In biology, the term respiration is used in two ways. More familiarly the term respiration means the exchange of breathing gases (CO2 and O2) in between the organism and its environment. This exchange is called external respiration. Cellular respiration is the process by which energy is provided to cells in a step by step breakdown of C-chain molecules in the cells.

Cellular respiration

Cellular respiration is a set of metabolic reactions and procedures that occur in the cells of organisms to transform chemical energy from oxygen molecules or food into adenosine triphosphate and after that release waste products.

Types of Cellular respiration

The most typical fuel used by the cell to offer energy by cellular respiration is glucose. The way glucose is metabolized depends upon the availability of oxygen. Prior to going into a mitochondrion, the glucose molecule is divided to form two molecules of pyruvic acid (3 Carbon molecules). This reaction is called glycolysis (glycolysis literally suggests splitting of sugar), and occurs in the cytosol and is represented by the equation:

Cellular-respiration-equation

This reaction happens in all the cells and biologists think that a similar reaction might have happened in the very first cell that was arranged in the world.

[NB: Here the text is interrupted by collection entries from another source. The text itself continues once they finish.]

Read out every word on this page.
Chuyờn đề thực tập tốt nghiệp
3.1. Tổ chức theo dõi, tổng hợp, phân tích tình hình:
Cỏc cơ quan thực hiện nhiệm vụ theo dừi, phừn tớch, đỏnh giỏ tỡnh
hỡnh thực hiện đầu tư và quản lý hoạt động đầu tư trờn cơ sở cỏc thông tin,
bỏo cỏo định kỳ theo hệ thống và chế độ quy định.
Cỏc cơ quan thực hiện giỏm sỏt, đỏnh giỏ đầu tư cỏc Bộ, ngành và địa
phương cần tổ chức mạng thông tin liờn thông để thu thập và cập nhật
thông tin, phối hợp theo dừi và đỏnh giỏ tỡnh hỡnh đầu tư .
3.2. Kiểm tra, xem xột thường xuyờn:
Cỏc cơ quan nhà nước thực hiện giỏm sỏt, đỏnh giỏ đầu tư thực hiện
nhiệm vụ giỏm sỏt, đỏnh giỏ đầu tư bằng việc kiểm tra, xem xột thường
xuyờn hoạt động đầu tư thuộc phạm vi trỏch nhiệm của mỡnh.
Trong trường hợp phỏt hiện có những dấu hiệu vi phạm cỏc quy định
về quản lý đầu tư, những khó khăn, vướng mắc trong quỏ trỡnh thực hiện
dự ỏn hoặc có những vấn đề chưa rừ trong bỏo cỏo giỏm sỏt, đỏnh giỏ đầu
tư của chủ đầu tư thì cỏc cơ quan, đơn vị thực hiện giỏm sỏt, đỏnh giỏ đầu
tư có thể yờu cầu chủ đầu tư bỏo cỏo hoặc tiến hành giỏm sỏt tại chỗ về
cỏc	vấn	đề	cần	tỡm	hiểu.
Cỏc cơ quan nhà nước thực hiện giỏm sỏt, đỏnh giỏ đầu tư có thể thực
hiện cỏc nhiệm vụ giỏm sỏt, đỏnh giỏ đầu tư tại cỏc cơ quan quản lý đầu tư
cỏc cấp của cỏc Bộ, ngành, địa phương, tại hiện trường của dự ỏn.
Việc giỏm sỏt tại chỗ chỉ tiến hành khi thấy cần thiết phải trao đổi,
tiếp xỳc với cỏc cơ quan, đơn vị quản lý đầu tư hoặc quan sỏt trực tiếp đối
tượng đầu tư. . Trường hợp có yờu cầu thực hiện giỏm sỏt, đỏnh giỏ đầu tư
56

Cell processes pyruvic acid in three significant methods, alcoholic fermentation, lactic acid fermentation, and aerobic respiration. The first two reactions happen in the absence of oxygen and are described as anaerobic (without oxygen). The total breakdown of the glucose molecule happens just in the presence of oxygen, i.e. in aerobic respiration. Throughout aerobic respiration glucose is oxidized to CO2 and water and energy are released.

krebs-cyclen

Aerobic Respiration

” Aerobic respiration is the process of producing cellular energy in the presence of oxygen.”

The chemical equation for aerobic respiration is:

Aerobic-Respiration

The energy is released by splitting the glucose molecules with the help of oxygen gas. At the end of the chemical reaction, energy, water molecules, and carbon dioxide gas are released as the by-products or end products of the reactions.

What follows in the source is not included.